Die gescheiterte Belagerung brachte einige grundlegende Tatbestände auf den Punkt, die die Stärke des Reichs strukturell unterminiert hatten. Mit dem Tod Sultan Süleymans »des Prächtigen« (1520–1566) hatte es den Zenit seiner politischen Machtentfaltung, wirtschaftlichen Stärke und kulturellen Schöpferkraft erreicht. Ein innerer Niedergang setzte ein, auch wenn dieser freilich im 17. Jahrhundert wiederholt von politischer Erholung unterbrochen war. Mit den Entdeckungen der Seewege zu den östlichen Teilen der Erde durch europäische Seefahrer seit dem Ende des 15. Jahrhunderts hatten sich die Handelsströme zu verändern begonnen. Die klassischen Handelsrouten zwischen Europa und dem Mittelmeer im Westen und Asien im Osten verloren an Bedeutung. Die Schwächung der ökonomischen Grundlage hatte die Schwächung der Zentralgewalt und mithin die Stärkung zentrifugaler Kräfte im Reich zur Folge. Die Verstrickung der Prinzen und Sultane in die Intrigen des Hofes und des Harems bedeutete einen Verlust an Führungsstärke, der nur epochenweise durch kraftvolle Persönlichkeiten unter den Großwesiren aufgewogen werden konnte. Zunehmend gerieten die Sultane auch unter den Einfluss der Janitscharen, einer Truppe, die zeitweise zur Soldateska degenerierte, die kaum noch von der politischen oder militärischen Führung kontrolliert werden konnte.

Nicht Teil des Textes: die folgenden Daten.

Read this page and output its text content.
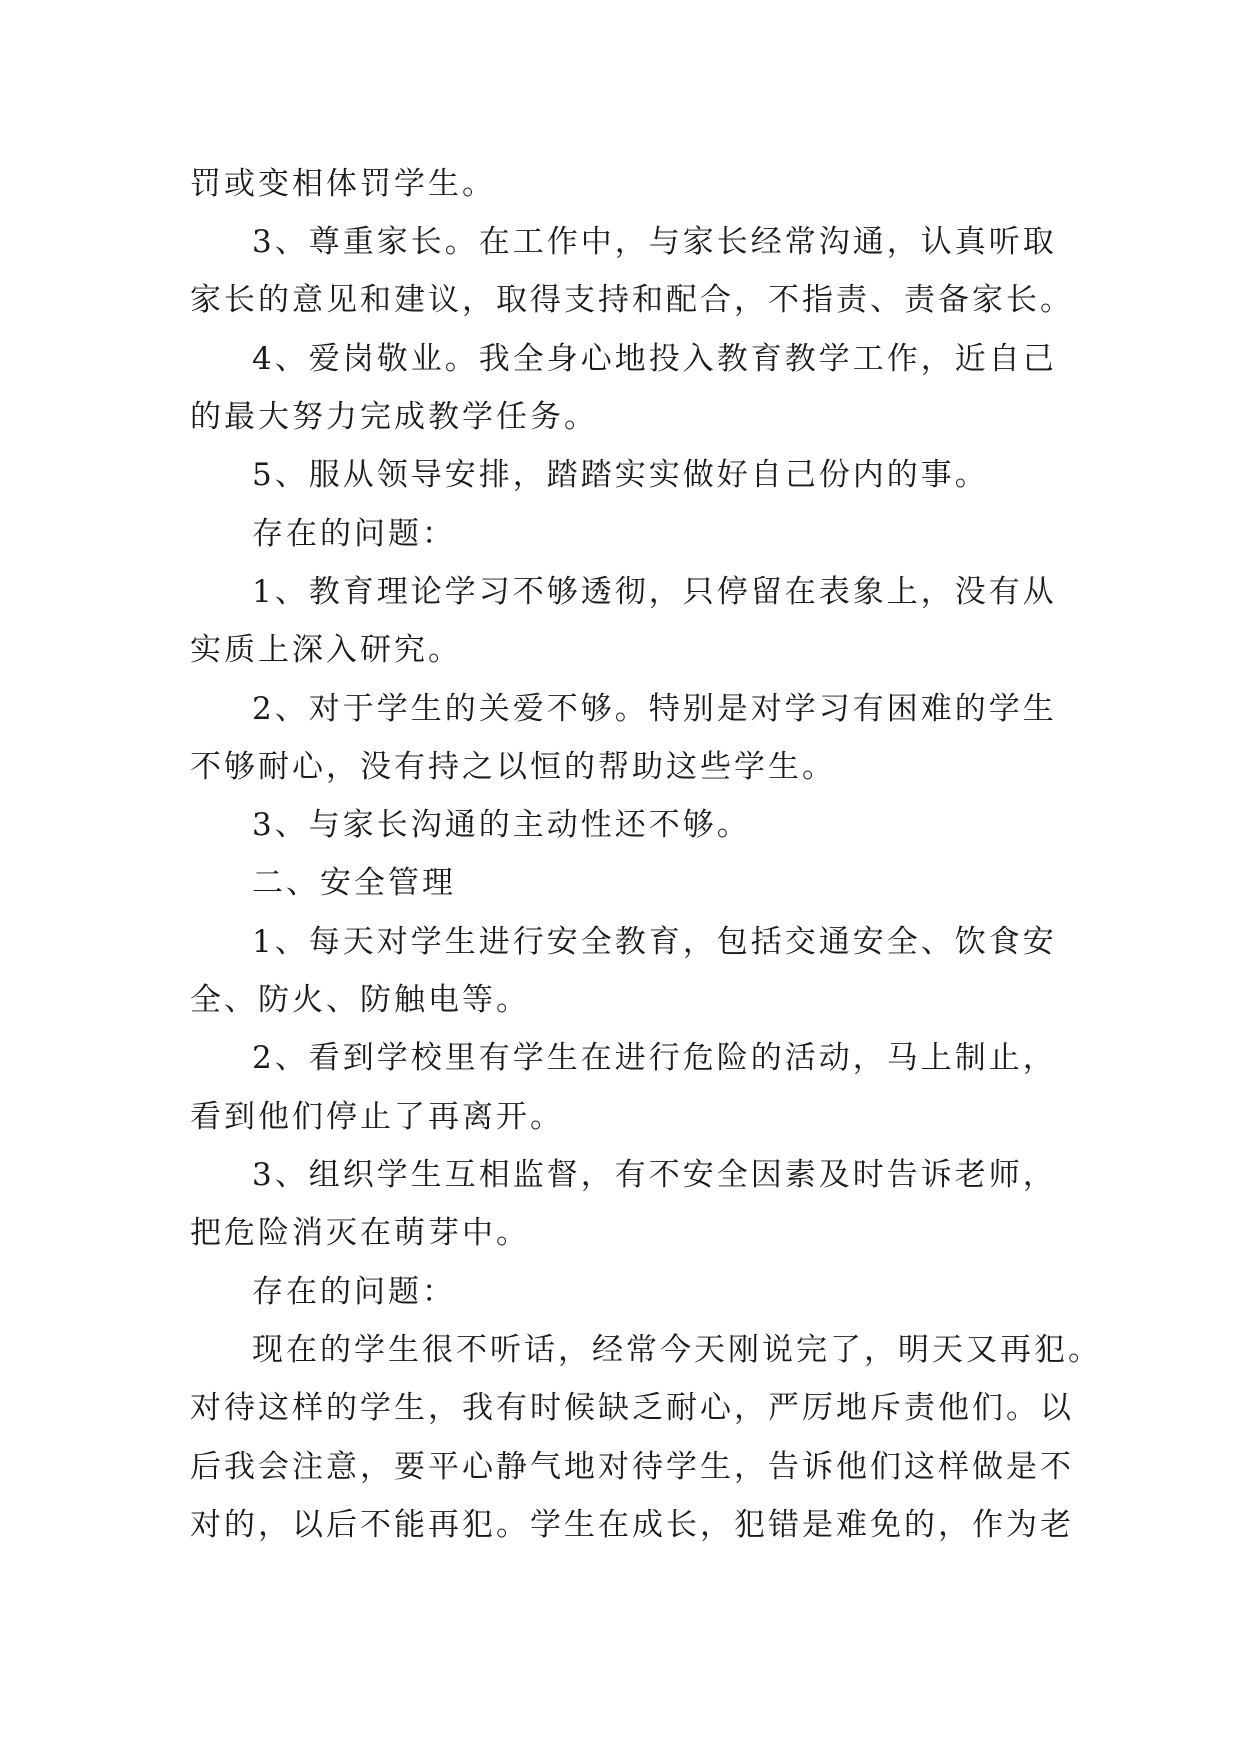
罚或变相体罚学生。
3、尊重家长。在工作中，与家长经常沟通，认真听取
家长的意见和建议，取得支持和配合，不指责、责备家长。
4、爱岗敬业。我全身心地投入教育教学工作，近自己
的最大努力完成教学任务。
5、服从领导安排，踏踏实实做好自己份内的事。
存在的问题：
1、教育理论学习不够透彻，只停留在表象上，没有从
实质上深入研究。
2、对于学生的关爱不够。特别是对学习有困难的学生
不够耐心，没有持之以恒的帮助这些学生。
3、与家长沟通的主动性还不够。
二、安全管理
1、每天对学生进行安全教育，包括交通安全、饮食安
全、防火、防触电等。
2、看到学校里有学生在进行危险的活动，马上制止，
看到他们停止了再离开。
3、组织学生互相监督，有不安全因素及时告诉老师，
把危险消灭在萌芽中。
存在的问题：
现在的学生很不听话，经常今天刚说完了，明天又再犯。
对待这样的学生，我有时候缺乏耐心，严厉地斥责他们。以
后我会注意，要平心静气地对待学生，告诉他们这样做是不
对的，以后不能再犯。学生在成长，犯错是难免的，作为老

Der Niedergang des Osmanischen Reichs im Verlauf des 18. Jahrhunderts war ebenso wenig ein linearer Prozess wie die Gestaltung seiner Beziehungen zu Europa. Gelegentliche militärische Siege und innere Reformen schienen den Bestand des Reichs zeitweilig zu konsolidieren. Auch werden die Beziehungen zu den europäischen Mächten keineswegs durch politische und militärische Konflikte hinreichend beschrieben. Denn in Europa eröffnete das Schwinden der »türkischen« Bedrohung neue Perspektiven auf die osmanische und islamische Kultur. Wenige Jahre nach der gescheiterten Belagerung von Wien eroberten die Erzählungen von 1001 Nacht Europa im Sturm; 1704 erschien in Frankreich die erste Übersetzung in eine europäische Sprache. Denker und Dichter des 18. Jahrhunderts brachten ihre Kritik an den politischen und gesellschaftlichen Zuständen in Europa im Gegenbild »orientalischer« Zustände zum Ausdruck. In der berühmten Ringparabel in Lessings Drama »Nathan der Weise« schließlich werden Judentum, Christentum und Islam als gleichwertig beschrieben. Und in seinem »West-Östlichen Diwan« flüchtet sich der Dichter Goethe in den »reinen Osten, Patriarchenluft zu kosten«.

Auf der osmanischen Seite öffneten sich Hofkultur und Architektur europäischen Einflüssen. Die »Tulpenzeit« (lale devri) unter Ahmed III. (1703–1730) war gekennzeichnet durch einen kultiviert-verschwenderischen Lebensstil. Man vertrieb sich die Tage mit Schach und Muschelspiel, ergötzte sich an Poesie und Musik. Zu den Glanzleistungen höfischer Selbstdarstellung zählte die Gartenbaukunst. Neue farbenprächtige Tulpenarten wurden gezüchtet. Wie auch im zeitgenössischen Europa wurden für Tulpenzwiebeln teilweise kleine Vermögen ausgegeben. Auch in die Architektur drangen europäische Stilelemente ein. Nach dem Muster von Versailles wurden märchenhafte Paläste und Gärten angelegt. Moscheen wurden durch europäisch-barocke Stilelemente geschmückt. 1727 wurde durch den ungarischen Renegaten Ibrahim Müteferrika offiziell der Buchdruck eingeführt. Die zahlreichen in der Folgezeit gedruckten Werke trugen nicht unwesentlich zu einem neuerlichen kulturellen Aufblühen des politisch niedergehenden Reichs bei. Aber diese lichten Momente im Prozess des Niedergangs konnten nicht darüber hinwegtäuschen, dass Kreativität und Originalität der osmanisch-islamischen Kultur der Vergangenheit angehörten.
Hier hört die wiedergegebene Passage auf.